Inputs to a Model Hamiltonian instance can be arbitrary, so I won't worry about those now.
Outputs are well-defined; one and two -particle integrals, and overlaps, in some file format (or in memory as an array?).
I think the best way to implement this is to have functions for outputting results in the following formats:
FCIDUMP
dense arrays
sparse arrays
whatever else we can think of
(other Python APIs, like PySCF? <- my idea)

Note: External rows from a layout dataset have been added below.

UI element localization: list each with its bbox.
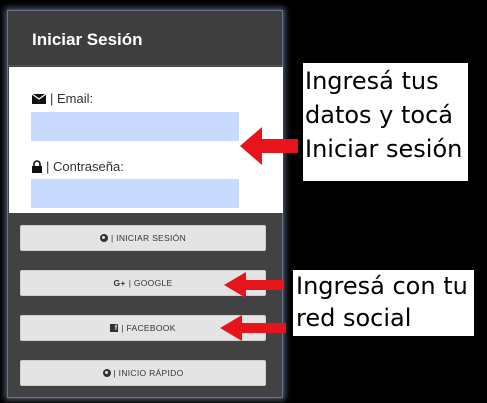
google-plus-icon: G+: [113, 278, 126, 288]
user-icon: [102, 369, 111, 377]
panel-title: Iniciar Sesión: [32, 30, 143, 49]
arrow-to-google: [224, 272, 284, 298]
callout-social-login: Ingresá con tu red social: [293, 270, 474, 336]
arrow-to-facebook: [220, 315, 286, 341]
password-label: | Contraseña:: [32, 159, 124, 174]
quick-login-button[interactable]: | INICIO RÁPIDO: [20, 360, 266, 386]
quick-login-button-label: | INICIO RÁPIDO: [113, 368, 184, 378]
facebook-button-label: | FACEBOOK: [121, 323, 176, 333]
lock-icon: [32, 160, 42, 173]
callout1-line3: Iniciar sesión: [305, 135, 463, 163]
callout2-line1: Ingresá con tu: [296, 272, 468, 300]
arrow-to-form: [240, 127, 298, 165]
google-button-label: | GOOGLE: [128, 278, 173, 288]
email-label: | Email:: [32, 91, 93, 106]
envelope-icon: [32, 93, 46, 104]
email-field[interactable]: [31, 112, 239, 141]
panel-header: Iniciar Sesión: [8, 11, 282, 66]
login-button-label: | INICIAR SESIÓN: [110, 233, 187, 243]
callout2-line2: red social: [296, 304, 412, 332]
password-field[interactable]: [31, 179, 239, 208]
login-button[interactable]: | INICIAR SESIÓN: [20, 225, 266, 251]
password-label-text: | Contraseña:: [46, 159, 124, 174]
callout1-line2: datos y tocá: [305, 101, 453, 129]
callout-login-instructions: Ingresá tus datos y tocá Iniciar sesión: [303, 63, 468, 181]
callout1-line1: Ingresá tus: [305, 67, 439, 95]
email-label-text: | Email:: [50, 91, 94, 106]
user-icon: [99, 234, 108, 242]
facebook-icon: f: [110, 324, 119, 332]
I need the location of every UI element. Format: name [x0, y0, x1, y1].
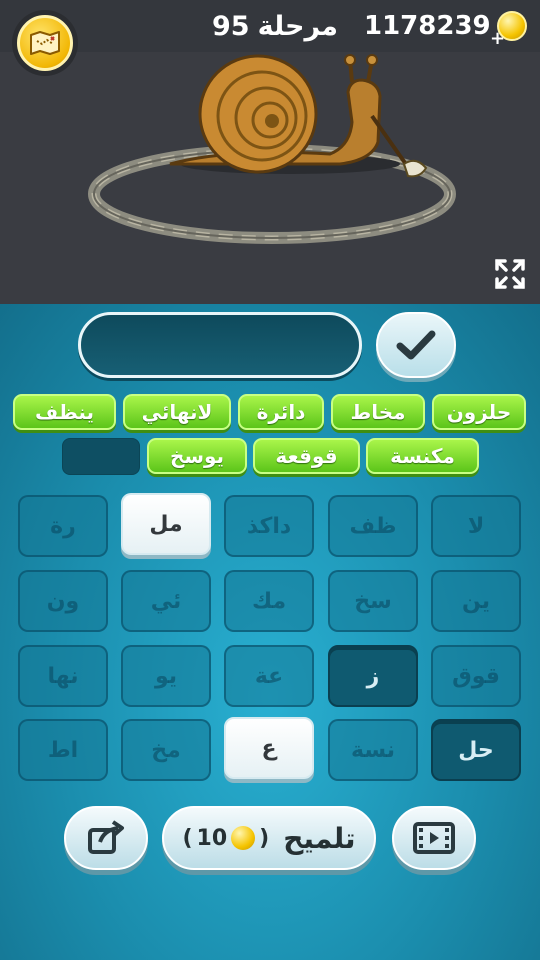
letter-tile[interactable]: ين — [431, 570, 521, 632]
film-icon — [413, 822, 455, 854]
level-indicator: مرحلة 95 — [212, 6, 338, 46]
hint-label: تلميح — [283, 821, 356, 855]
level-number: 95 — [212, 10, 250, 42]
letter-tile[interactable]: ون — [18, 570, 108, 632]
snail-illustration — [88, 54, 456, 244]
found-word: يوسخ — [147, 438, 247, 474]
found-word: مكنسة — [366, 438, 479, 474]
letter-tile[interactable]: سخ — [328, 570, 418, 632]
hint-cost-value: 10 — [196, 825, 228, 851]
letter-tile[interactable]: لا — [431, 495, 521, 557]
share-button[interactable] — [64, 806, 148, 870]
letter-tile[interactable]: مل — [121, 493, 211, 555]
found-word: ينظف — [13, 394, 116, 430]
check-icon — [396, 330, 436, 360]
map-icon — [17, 15, 73, 71]
letter-tile[interactable]: مك — [224, 570, 314, 632]
submit-button[interactable] — [376, 312, 456, 378]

These should be free functions, which can use methods of our Model Hamiltonian objects, written according to a well-defined interface, to generate the appropriate one or two -particle integral entries when writing the file/array. The interface should also allow us to determine the symmetry of the integrals and write them according to that (if the format supports it... FCIDUMP supports it, dense arrays don't, etc).
Hamiltonian types themselves can be written with the appropriate class hierarchy: PPP -> Hubbard -> Ising, or however it goes.
The important part is, the abstraction should go:
output writer functions
<--(used by)-- HamiltonianInterface
<--(subclass)-- SpecificHamiltonianSuperclass
<--(subclass)-- SpecificHamiltonianSubclass
The Python abc library can be used to write the Hamiltonian interface.
This would then allow us enough separation to split the work between writing output types and developing specific model Hamiltonians.
Anyone else want to comment on the API?